Intrusive luxation results in the most severe PDL injury, with healing frequently delayed and complicated by increased risk for ankylosis (fusion of tooth root to surrounding alveolar bone preventing normal function). Ankylosis risk increases substantially in teeth immobilized for excessive durations (>4 weeks) and in patients demonstrating limited capacity for rapid PDL healing.
Monitoring periodontal attachment during follow-up visits should assess probing depths, absence of gingival bleeding, tooth stability, and absence of mobility exceeding normal physiologic limits. Teeth demonstrating persistent excessive mobility, recurrent gingival bleeding, or progressive pocket depth increase at follow-up visits warrant reevaluation and possible endodontic or surgical intervention.

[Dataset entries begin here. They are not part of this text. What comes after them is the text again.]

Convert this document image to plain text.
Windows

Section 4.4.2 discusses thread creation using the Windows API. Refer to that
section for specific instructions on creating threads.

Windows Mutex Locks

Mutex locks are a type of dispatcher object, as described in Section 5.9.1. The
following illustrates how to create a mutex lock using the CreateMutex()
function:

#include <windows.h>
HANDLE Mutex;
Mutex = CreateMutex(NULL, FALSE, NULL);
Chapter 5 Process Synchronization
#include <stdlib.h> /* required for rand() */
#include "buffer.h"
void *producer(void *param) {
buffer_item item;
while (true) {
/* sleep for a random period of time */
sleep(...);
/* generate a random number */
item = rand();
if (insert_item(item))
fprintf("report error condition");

Prognosis and Follow-Up Protocols
Overall prognosis for luxated permanent teeth depends on injury severity classification, with lateral and extrusive luxation demonstrating approximately 85-95% long-term retention rates with appropriate management, compared to intrusive luxation with retention rates of 50-70% due to elevated ankylosis risk. Immature teeth with incomplete root development and open apices demonstrate better prognosis than fully mature teeth, as the open apex provides additional PDL blood supply pathway and spontaneous revascularization occurs more readily.

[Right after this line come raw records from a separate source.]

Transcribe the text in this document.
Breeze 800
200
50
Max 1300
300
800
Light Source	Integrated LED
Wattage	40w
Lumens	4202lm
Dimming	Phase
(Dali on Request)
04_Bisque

Long-term follow-up should continue for a minimum of 5 years post-injury, with clinical and radiographic assessment at 6 months, 1 year, and annually thereafter to detect delayed complications including root resorption, pulpal necrosis, or ankylosis. Patient education regarding dietary modification, traumatic injury prevention (mouthguard use in contact sports), and prompt professional intervention if subsequent trauma occurs significantly influences long-term outcomes.
Conclusion
Luxation injuries demand immediate recognition and appropriate repositioning technique to maximize pulpal revascularization and PDL healing potential. Rigid splinting for 2-4 weeks followed by careful follow-up assessment permits spontaneous healing in most cases, with delayed endodontic intervention undertaken only when clear evidence of pulpal necrosis emerges. Long-term prognosis remains favorable for lateral and extrusive luxation with appropriate management, though intrusive luxation carries substantially increased risk for ankylosis and loss of tooth vitality.